Gemäß § 28 Absatz 3 VwGVG hat das Verwaltungsgericht wenn die Voraussetzungen des Abs. 2 nicht vorliegen, im Verfahren über Beschwerden gemäß Art. 130 Abs. 1 Z 1 B-VG in der Sache selbst zu entscheiden, wenn die Behörde dem nicht bei der Vorlage der Beschwerde unter Bedachtnahme auf die wesentliche Vereinfachung oder Beschleunigung des Verfahrens widerspricht. Hat die Behörde notwendige Ermittlungen des Sachverhalts unterlassen, so kann das Verwaltungsgericht den angefochtenen Bescheid mit Beschluss aufheben und die Angelegenheit zur Erlassung eines neuen Bescheides an die Behörde zurückverweisen.
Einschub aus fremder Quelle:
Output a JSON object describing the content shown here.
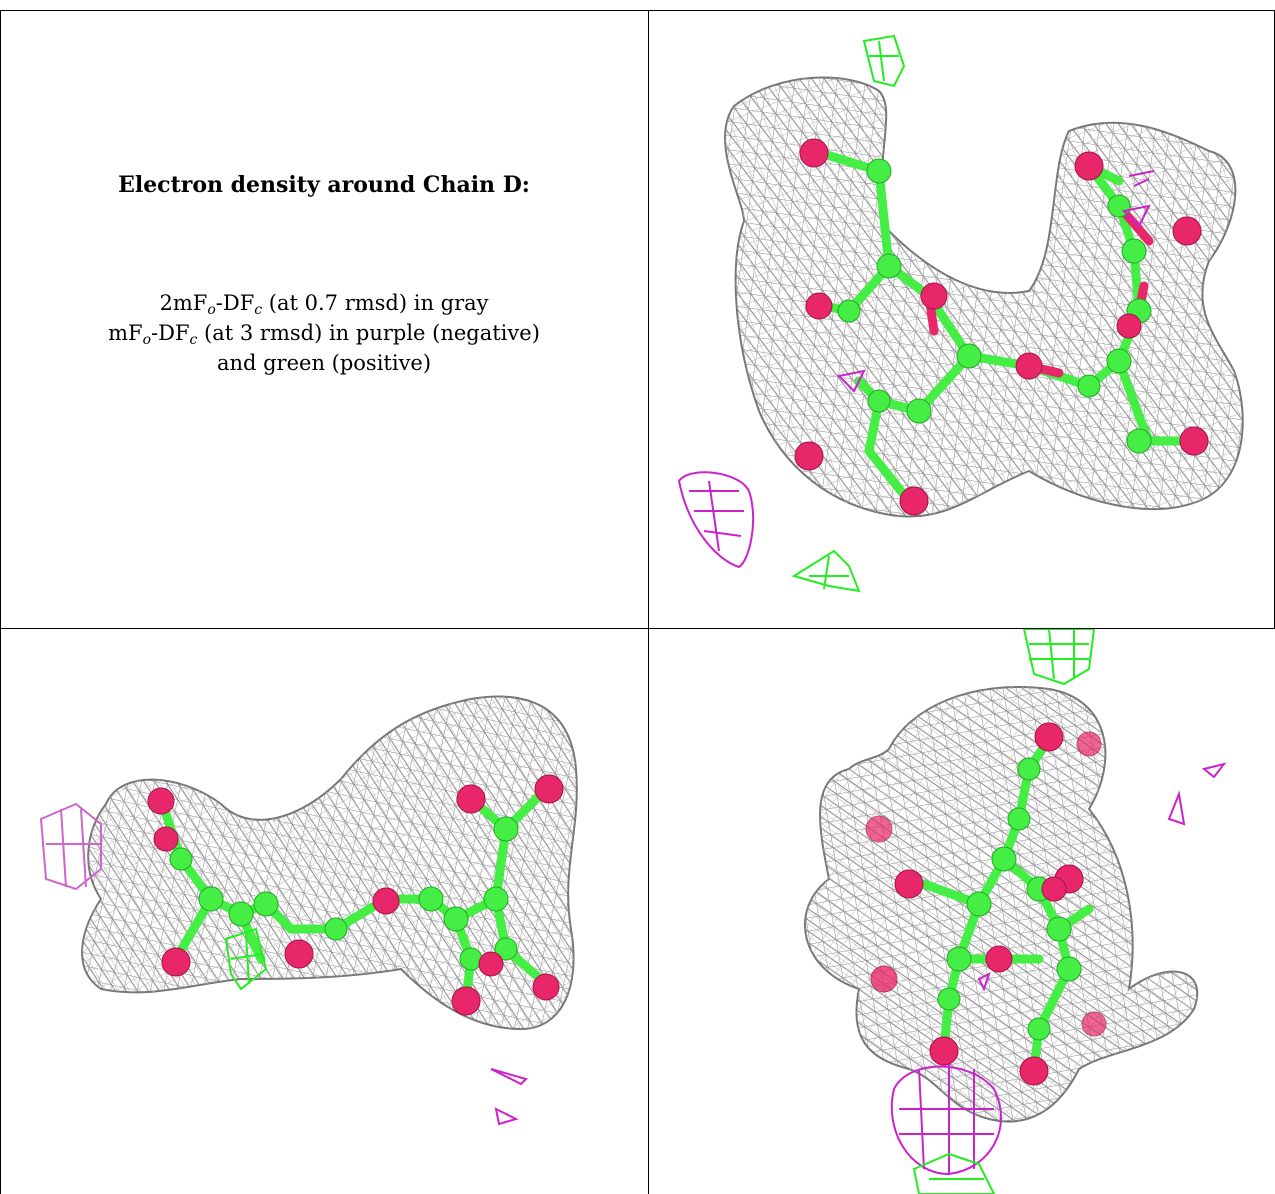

Die Behörde ist hiebei an die rechtliche Beurteilung gebunden, von welcher das Verwaltungsgericht bei seinem Beschluss ausgegangen ist.

Ausführlich hat sich der Verwaltungsgerichtshof in seinem Erkenntnis vom 26.06.2014,

Ro 2014/03/0063, (ebenso VwGH 27.01.2015, Ro 2014/22/0087) mit der Sachentscheidungspflicht der Verwaltungsgerichte auseinandergesetzt und darin folgende Grundsätze herausgearbeitet:

Angesichts des in § 28 VwGVG insgesamt verankerten Systems stelle die nach § 28 Abs. 3 zweiter Satz VwGVG bestehende Zurückverweisungsmöglichkeit eine Ausnahme von der grundsätzlichen meritorischen Entscheidungszuständigkeit der Verwaltungsgerichte dar. Nach dem damit gebotenen Verständnis stehe diese Möglichkeit bezüglich ihrer Voraussetzungen nicht auf derselben Stufe wie die im ersten Satz des § 28 Abs. 3 VwGVG verankerte grundsätzliche meritorische Entscheidungskompetenz der Verwaltungsgerichte. Vielmehr verlangt das im § 28 VwGVG insgesamt normierte System, in dem insbesondere die normative Zielsetzung der Verfahrensbeschleunigung bzw. der Berücksichtigung einer angemessenen Verfahrensdauer ihren Ausdruck findet, dass von der Möglichkeit der Zurückverweisung nur bei krassen bzw. besonders gravierenden Ermittlungslücken Gebrauch gemacht wird. Eine Zurückverweisung der Sache an die Verwaltungsbehörde zur Durchführung notwendiger Ermittlungen wird daher insbesondere dann in Betracht kommen, wenn die Verwaltungsbehörde jegliche erforderliche Ermittlungstätigkeit unterlassen hat, wenn sie zur Ermittlung des maßgebenden Sachverhaltes (vgl. § 37 AVG) lediglich völlig ungeeignete Ermittlungsschritte gesetzt oder bloß ansatzweise ermittelt hat.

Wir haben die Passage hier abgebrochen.